O tempo foi passando, da antiga sede dos Tapuias, na Silva Só, na Galeria Monza, na Ipiranga, no Porto Seco, todos primavam por ela, mas a história nunca foi assim, sempre houveram diversos movimentos nas suas devidas épocas.

Comecou com o Macalé na Galeria Monza, que dizia: “Eu defendo meus neguinho”, passou por Mutti e a união prevalecia quando havia o fator compensatório para maioria. Até mesmo para barrar o Presidente Betinho que exercia liderança e não aceitava qualquer coisa, era uma época complicada, haviam muitos embates Betinho X Ribeiro. Ribeiro era mais politico, conseguia contornar fazer prevalescer seus interesses. A união também não havia, não pensava-se em todos, mas sim no resultado. Mutti até tentava, pois também político tinha mais condições de barganha que os outros, mas a falta de conhecimento e experiência cultural não dava a possibilidade de verem o carnaval como um negócio.
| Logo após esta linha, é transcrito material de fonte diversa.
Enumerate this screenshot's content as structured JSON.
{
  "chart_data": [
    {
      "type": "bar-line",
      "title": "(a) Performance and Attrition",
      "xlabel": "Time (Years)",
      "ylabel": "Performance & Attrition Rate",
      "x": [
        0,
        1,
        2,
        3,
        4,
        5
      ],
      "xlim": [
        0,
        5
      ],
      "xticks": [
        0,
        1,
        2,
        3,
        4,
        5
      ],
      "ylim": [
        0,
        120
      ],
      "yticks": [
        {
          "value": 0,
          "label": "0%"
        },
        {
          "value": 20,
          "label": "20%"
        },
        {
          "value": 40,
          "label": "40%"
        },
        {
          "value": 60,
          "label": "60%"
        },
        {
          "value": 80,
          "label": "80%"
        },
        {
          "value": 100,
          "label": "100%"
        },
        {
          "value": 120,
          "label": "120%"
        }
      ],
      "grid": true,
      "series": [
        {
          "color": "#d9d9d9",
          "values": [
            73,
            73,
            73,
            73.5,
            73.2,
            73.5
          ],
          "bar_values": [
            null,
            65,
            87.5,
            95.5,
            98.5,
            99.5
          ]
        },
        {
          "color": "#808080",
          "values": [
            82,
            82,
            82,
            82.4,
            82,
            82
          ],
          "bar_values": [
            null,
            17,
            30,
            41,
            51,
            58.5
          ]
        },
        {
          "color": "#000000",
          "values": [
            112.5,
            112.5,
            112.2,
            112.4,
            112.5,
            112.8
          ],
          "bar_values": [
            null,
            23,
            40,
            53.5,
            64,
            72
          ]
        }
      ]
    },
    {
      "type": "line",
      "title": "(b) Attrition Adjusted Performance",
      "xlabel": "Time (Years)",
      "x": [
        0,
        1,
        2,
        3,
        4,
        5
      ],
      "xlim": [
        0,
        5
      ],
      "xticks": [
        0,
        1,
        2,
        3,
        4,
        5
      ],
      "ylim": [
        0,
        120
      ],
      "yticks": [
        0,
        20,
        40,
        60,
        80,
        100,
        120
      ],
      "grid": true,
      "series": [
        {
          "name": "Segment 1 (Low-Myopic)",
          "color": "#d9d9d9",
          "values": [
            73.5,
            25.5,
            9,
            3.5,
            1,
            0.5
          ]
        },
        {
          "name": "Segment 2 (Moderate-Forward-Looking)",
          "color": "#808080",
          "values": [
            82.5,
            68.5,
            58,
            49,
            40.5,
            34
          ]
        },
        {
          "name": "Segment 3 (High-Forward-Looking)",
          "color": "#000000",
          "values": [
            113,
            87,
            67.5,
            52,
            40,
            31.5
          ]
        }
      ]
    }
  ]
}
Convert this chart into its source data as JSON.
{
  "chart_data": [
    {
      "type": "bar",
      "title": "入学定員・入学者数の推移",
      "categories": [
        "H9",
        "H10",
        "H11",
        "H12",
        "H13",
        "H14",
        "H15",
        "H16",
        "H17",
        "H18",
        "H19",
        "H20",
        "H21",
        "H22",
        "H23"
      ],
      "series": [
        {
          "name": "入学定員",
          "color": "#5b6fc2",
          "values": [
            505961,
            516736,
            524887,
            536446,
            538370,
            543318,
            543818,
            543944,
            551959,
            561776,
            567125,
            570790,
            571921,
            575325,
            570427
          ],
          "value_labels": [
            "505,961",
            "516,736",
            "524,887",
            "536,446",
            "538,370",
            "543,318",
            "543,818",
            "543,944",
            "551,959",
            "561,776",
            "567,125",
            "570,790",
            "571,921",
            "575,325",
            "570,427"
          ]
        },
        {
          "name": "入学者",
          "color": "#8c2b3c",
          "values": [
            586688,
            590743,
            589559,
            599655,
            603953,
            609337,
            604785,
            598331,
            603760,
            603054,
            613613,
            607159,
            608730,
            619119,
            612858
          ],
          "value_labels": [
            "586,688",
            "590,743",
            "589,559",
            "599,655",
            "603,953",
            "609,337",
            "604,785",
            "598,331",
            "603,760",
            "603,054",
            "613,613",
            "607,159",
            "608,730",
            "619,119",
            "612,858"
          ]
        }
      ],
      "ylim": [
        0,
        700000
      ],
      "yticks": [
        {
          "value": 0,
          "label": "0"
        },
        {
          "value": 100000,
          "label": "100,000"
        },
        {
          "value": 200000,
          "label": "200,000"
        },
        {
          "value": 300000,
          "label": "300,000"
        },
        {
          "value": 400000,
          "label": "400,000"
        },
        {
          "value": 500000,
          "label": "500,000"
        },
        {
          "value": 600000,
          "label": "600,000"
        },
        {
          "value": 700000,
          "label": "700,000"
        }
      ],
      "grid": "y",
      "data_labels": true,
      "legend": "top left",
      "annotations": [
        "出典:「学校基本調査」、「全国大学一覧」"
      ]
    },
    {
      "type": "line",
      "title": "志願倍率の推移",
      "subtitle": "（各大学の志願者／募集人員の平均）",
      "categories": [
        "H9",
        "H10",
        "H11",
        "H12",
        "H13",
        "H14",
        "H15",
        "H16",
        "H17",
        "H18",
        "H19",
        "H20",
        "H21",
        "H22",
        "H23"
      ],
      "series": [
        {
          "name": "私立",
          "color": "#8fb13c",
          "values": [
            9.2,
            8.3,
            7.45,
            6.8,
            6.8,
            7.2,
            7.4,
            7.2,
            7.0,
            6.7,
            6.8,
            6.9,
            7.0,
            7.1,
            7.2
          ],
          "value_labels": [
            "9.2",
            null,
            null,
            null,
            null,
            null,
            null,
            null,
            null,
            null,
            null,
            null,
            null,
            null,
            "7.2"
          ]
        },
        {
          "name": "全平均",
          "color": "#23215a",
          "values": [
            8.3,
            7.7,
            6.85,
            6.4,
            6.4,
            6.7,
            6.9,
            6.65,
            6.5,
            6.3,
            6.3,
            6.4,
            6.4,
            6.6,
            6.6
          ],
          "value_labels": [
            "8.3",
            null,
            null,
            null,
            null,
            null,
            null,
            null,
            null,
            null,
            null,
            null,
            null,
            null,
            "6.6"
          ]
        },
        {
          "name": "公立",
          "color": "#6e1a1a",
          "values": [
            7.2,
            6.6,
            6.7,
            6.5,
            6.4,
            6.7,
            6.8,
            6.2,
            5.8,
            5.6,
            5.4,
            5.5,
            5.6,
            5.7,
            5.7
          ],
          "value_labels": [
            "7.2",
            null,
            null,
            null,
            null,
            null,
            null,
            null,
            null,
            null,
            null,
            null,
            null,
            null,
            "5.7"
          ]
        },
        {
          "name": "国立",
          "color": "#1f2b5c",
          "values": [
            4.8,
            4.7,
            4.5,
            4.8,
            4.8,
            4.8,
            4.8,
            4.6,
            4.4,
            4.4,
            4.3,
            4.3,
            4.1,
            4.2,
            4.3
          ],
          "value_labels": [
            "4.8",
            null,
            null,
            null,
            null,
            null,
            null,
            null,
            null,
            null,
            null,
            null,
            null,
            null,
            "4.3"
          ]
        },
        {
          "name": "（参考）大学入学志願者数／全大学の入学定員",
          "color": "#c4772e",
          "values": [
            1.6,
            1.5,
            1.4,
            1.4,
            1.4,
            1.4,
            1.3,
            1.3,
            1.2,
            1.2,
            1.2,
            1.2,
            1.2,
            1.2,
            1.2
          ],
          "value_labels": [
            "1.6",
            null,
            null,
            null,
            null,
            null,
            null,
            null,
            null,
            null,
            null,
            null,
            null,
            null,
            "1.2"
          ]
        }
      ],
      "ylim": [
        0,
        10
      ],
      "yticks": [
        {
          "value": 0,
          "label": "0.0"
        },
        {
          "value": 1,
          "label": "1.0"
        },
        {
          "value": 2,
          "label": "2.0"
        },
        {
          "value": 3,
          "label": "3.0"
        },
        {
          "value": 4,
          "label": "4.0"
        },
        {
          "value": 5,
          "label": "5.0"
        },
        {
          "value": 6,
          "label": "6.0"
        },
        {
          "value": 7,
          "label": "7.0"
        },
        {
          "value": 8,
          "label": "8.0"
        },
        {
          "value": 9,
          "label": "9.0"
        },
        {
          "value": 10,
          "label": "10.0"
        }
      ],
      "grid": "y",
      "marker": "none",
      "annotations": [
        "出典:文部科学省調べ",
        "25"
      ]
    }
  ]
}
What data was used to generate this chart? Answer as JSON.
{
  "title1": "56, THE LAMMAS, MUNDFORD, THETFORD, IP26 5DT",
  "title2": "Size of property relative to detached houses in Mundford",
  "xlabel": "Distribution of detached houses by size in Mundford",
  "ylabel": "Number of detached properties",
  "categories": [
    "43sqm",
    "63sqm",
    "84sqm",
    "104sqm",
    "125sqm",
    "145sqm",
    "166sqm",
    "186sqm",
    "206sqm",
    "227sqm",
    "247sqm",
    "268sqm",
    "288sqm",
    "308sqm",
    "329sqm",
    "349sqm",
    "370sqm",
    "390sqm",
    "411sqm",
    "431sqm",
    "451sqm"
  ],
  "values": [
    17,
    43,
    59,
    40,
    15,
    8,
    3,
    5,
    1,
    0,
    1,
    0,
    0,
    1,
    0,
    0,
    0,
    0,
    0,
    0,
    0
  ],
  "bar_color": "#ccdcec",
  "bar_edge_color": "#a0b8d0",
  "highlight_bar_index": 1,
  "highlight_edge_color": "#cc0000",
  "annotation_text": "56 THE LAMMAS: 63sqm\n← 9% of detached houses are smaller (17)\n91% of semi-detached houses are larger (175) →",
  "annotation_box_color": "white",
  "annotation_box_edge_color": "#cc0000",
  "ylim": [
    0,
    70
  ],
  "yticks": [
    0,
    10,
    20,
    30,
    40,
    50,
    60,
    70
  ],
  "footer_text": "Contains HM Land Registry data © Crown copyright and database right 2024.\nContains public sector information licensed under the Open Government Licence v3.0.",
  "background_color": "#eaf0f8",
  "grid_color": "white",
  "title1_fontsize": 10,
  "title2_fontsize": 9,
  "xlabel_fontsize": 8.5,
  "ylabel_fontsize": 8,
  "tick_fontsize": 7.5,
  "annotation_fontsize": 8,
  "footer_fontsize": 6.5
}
Aí veio a era de Jorge Sodré empresário, carnavalesco, também teve dificuldade de implantar suas idéias, nesse meio tempo encerrava-se a era Betinho, inicio da resistência do samba, Kilombo Cultural, que nunca uniu, até porque não somos da mesma tribo, cada um pensando no seu quadrado. Tivemos ainda a passagem relâmpago do Vitor Hugo e Danilo DM2. Então veio o Presidente Urso, que tentou de todas as formas dar apoio para aqueles que tivessem uma bandeira, fazer um espetáculo cultural carregado de histórias. Cinco anos após surge a LIESPA e entra Juarez Gutierres, sentimos que a união tem cor, negros não aceitam comando de branco, que na maioria das vezes sempre houve, resultado de tudo isso, hoje em 2020 possuimos quatro ligas, vinte e cinco escolas de samba filiadas a uma e não a outras, as escolas espalhadas, poder público ausente, a nova geração de presidentes não sabendo como lidar, e os antigos retornando para tentar “ arrumar a casa”. Então união para o que, afinal de contas, carnaval é cultura, escola de samba é dinheiro e se esse não existe, não há união, então o que falta para termos isso? Um grande líder.